Say I have a countably infinite initial set $A$ with $A \subset [0,1]$. My set satisfies the property that $\inf_{x\in A} |x-y| = 0,\,\forall{y\in [0,1]}$ (For example $A$ can be the set of rational numbers). I have a "construction" that works in the following manner:
Step 1: Remove an arbitrary $x_1\in A$ from $A$ to come up with the set $A_1 = A - \{x_1\}$,
and for $n=2,\ldots,N$,
Step n: Remove an arbitrary $x_n \in A_{n-1}$ from $A_{n-1}$ to come up with the set $A_n = A- \{x_1, \ldots, x_n\}$.
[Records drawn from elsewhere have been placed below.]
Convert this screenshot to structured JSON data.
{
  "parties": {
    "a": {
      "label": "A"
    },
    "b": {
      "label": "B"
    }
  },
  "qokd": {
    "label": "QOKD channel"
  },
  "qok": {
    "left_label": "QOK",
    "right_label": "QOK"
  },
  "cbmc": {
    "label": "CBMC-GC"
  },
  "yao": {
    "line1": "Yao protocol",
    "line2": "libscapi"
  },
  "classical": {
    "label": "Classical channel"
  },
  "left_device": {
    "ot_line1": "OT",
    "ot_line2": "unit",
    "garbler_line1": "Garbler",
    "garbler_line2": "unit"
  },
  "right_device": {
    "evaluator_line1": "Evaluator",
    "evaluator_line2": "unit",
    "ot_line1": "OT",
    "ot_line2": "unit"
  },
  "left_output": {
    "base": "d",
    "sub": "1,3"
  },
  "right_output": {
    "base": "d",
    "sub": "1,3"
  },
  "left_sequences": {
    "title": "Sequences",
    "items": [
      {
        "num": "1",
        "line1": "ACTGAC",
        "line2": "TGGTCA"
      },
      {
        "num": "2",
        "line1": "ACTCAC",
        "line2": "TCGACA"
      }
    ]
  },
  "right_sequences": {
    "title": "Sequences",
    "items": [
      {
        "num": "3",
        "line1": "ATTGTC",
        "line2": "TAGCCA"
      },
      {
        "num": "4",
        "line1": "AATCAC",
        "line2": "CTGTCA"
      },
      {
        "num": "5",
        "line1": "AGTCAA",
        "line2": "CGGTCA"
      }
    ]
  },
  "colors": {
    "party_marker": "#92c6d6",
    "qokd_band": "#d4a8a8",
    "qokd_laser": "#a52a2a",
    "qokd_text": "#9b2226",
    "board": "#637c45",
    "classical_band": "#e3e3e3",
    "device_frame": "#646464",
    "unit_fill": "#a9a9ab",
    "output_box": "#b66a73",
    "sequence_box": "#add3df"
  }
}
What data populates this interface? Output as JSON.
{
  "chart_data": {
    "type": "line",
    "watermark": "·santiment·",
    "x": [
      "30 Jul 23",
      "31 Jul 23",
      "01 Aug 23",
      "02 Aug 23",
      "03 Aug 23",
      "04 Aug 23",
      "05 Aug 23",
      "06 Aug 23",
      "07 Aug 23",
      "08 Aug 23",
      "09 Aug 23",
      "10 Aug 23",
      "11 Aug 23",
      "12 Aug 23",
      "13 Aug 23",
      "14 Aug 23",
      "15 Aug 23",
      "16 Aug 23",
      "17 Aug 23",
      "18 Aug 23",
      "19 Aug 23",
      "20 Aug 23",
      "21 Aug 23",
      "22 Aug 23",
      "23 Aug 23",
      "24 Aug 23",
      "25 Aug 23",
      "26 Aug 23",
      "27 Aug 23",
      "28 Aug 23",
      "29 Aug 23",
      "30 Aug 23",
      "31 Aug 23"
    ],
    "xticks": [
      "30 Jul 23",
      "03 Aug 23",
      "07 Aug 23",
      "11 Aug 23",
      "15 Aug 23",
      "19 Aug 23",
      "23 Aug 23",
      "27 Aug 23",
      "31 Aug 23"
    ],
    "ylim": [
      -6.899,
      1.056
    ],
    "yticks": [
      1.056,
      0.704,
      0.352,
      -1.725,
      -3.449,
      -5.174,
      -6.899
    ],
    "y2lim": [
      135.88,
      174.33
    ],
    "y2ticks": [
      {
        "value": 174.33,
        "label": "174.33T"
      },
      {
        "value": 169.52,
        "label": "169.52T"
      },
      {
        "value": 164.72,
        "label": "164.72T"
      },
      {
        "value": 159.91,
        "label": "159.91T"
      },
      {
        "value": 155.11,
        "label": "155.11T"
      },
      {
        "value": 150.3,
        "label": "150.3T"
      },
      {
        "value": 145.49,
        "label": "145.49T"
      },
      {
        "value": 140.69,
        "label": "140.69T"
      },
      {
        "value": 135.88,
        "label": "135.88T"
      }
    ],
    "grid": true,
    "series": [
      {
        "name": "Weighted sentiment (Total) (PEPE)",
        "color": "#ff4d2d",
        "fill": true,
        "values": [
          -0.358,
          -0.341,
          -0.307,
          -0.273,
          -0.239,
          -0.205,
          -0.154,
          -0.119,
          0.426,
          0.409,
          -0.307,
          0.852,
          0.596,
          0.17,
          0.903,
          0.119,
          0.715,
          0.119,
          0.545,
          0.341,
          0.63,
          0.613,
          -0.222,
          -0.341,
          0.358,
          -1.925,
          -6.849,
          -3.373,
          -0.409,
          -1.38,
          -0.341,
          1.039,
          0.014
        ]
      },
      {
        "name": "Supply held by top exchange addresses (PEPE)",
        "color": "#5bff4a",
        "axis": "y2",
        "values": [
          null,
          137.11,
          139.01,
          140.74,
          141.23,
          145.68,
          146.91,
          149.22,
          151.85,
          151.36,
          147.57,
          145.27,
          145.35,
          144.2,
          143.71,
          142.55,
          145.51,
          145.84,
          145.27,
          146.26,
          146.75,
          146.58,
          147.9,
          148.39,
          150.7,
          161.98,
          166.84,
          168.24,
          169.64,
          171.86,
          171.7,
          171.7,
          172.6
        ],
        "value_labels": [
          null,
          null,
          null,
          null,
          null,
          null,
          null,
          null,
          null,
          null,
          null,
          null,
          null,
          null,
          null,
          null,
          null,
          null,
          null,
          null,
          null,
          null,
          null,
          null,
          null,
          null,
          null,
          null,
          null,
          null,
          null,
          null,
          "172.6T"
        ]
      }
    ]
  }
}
It can be shown that for any $n$, we have $\inf_{x\in A_n}|x-y| = 0,\,\forall{y\in [0,1]}$ as well. That is, removing finitely many terms from $A$, we still get $0$. I cannot guarantee though that repeating the above process infinitely many times I still get $0$, as I may have removed all the elements of $A$. My first question is why this is happening? Or to better put it, how can I avoid making mistakes when going from a finite number of steps to a countably infinite number of steps?
Now, consider another "construction"; at step $n$ I just remove an arbitrary element $x_n$ from $A$ to come up with the set $A_n = A - \{x_n\}$. Similar to the previous case we have $\inf_{x\in A_n} |x-y| = 0,\,\forall{y\in [0,1]}$ for any $n$. But now, I guess, even if I repeat the steps of this new construction infinitely many times, I would still get $0$ as my final answer. How can I prove this? In general, I have a construction in which I repeat some well-defined steps infinitely many times; how can I verify the correctness of my final answer? (You may suggest that I need to find a set-limit $\lim A_n$ for this case, but it appears to me that I need not, as I am "sure" that the final answer should be $0$ in any case).